Country Breakfast Sausage


Sage, pepper, thyme and marjoram blend together for a perfect breakfast sausage with just the right amount of kick from a touch of crushed red pepper. Try the homemade version and you’ll never buy sausage again. Not only does it taste better, it’s better for you, with none of the preservatives and chemicals that often lurk in the store-bought stuff. It’s also garlic-free, which means it’s easy on the digestive system. Cook and freeze the sausages, then microwave them as needed for a quick breakfast. Or cook and crumble the sausage for pizza toppings or sausage gravy.

Unless you know a butcher who can grind it for you, it’s sometimes hard to find bulk ground pork in the grocery store, so I was happy to see that my Costco carries it now. Since I don’t always want to make 7 or 8 pounds of sausage, I usually freeze some of the ground pork to use later. Whether you buy enough for one batch or more, be sure to keep the meat as cold as possible. I like to mix the water and spices the night before, so that the salt dissolves and the water is icy cold. Using a little water keeps the sausage juicy when you cook it and makes it easier to distribute the spices uniformly.

Country Breakfast Sausage

Makes about 16 patties, adapted from “Home Sausage Making”

3 pounds (1350 grams) ground pork (15 to 20% fat is ideal)
1/2 cup (120 ml) cold water
1 tablespoon (15 ml) kosher salt
1 1/2 teaspoons (7.5 ml) sage
3/4 teaspoon (3.75 ml) pepper
3/4 teaspoon (3.75 ml) brown sugar or 1 tablespoon (15 ml) dextrose
1/2 teaspoon (2.5 ml) dried thyme
1/4 teaspoon (1.25 ml) dried marjoram
1/8 teaspoon (.62 ml) ground cloves
1/8 teaspoon (.62 ml) crushed red pepper

In a small bowl, mix all the ingredients except the pork, stirring until the salt dissolves. Put the pork into a large bowl and pour the seasoning mix over it. Use your hands and mix well, until the spices are evenly incorporated. Cover the bowl and refrigerate the sausage overnight, to allow the flavors to meld. Freeze the uncooked sausage for use later, or form it into patties and cook them in the oven or a skillet. If you’re using a skillet, cook them for about 6 minutes on each side, or until the meat reaches an internal temperature of 160º F (71º C).

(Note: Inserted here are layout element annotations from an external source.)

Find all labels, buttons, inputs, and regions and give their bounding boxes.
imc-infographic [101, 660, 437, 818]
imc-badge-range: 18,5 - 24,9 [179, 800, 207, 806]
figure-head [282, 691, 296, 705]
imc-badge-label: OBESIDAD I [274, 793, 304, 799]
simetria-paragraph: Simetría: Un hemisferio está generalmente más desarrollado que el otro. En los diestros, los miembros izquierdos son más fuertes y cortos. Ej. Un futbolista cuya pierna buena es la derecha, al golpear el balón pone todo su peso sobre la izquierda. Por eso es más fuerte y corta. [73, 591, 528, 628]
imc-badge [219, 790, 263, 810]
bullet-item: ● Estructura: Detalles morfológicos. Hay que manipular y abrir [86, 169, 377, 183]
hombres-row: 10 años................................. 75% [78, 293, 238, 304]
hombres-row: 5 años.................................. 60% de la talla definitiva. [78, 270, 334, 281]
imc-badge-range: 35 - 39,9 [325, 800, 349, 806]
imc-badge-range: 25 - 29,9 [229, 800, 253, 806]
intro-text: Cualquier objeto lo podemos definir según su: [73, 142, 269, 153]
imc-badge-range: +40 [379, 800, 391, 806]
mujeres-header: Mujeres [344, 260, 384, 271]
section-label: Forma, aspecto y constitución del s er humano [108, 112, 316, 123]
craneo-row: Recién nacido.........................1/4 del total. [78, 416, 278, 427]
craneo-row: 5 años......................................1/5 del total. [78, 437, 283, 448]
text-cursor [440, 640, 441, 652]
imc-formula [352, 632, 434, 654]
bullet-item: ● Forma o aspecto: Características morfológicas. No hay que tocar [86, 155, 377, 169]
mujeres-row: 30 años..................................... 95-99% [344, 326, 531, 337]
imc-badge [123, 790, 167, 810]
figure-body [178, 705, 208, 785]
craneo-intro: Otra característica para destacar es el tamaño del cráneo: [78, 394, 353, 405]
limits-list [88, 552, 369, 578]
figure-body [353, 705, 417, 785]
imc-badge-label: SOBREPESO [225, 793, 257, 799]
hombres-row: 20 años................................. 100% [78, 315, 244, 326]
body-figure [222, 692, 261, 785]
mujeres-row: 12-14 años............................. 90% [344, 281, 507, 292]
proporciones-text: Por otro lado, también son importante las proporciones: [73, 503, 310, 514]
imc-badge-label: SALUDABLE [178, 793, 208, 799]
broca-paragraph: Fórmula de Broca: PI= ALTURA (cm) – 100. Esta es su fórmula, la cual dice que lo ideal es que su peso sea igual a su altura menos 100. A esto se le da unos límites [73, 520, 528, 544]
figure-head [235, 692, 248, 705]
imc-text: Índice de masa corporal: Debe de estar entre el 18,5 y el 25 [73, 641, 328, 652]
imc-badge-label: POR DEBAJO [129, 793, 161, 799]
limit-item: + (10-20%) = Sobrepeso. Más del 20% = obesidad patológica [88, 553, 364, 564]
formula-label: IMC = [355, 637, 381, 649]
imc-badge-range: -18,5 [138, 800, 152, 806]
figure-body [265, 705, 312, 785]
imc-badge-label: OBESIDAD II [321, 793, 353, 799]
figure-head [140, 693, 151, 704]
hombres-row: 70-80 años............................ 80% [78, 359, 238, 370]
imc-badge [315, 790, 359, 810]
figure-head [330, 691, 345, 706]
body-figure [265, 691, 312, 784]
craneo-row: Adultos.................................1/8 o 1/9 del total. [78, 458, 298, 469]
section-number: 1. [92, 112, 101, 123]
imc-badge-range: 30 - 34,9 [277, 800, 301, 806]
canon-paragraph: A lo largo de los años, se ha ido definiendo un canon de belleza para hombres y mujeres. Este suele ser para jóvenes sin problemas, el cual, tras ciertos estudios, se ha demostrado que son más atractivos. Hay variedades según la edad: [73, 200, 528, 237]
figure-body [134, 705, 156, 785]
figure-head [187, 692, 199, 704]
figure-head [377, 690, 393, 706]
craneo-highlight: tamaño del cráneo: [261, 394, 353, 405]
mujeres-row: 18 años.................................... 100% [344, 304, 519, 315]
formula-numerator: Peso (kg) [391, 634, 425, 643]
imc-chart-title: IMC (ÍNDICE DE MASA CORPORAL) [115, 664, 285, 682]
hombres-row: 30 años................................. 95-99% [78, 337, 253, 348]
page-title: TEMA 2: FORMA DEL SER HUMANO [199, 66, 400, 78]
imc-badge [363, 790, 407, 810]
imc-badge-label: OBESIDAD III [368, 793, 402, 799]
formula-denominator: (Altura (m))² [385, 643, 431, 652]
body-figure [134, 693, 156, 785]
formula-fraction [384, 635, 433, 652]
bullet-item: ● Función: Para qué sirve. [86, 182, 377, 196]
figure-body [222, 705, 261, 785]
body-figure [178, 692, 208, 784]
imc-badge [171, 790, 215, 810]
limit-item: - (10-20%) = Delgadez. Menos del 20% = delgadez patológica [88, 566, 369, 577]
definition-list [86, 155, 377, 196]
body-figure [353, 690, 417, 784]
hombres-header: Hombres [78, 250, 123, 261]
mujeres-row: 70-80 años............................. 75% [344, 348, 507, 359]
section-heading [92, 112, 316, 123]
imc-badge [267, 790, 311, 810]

To cook in the oven, heat it to 450º F (232º C). Cover a rimmed baking sheet with foil. Use your hands to form 16 patties and place them on the baking sheet. Bake for 15 minutes, or until the meat reaches an internal temperature of 160º F (71º C). Serve hot or cool and freeze the sausages in a single layer, then transfer them to a plastic bag. Reheat the frozen patties as needed.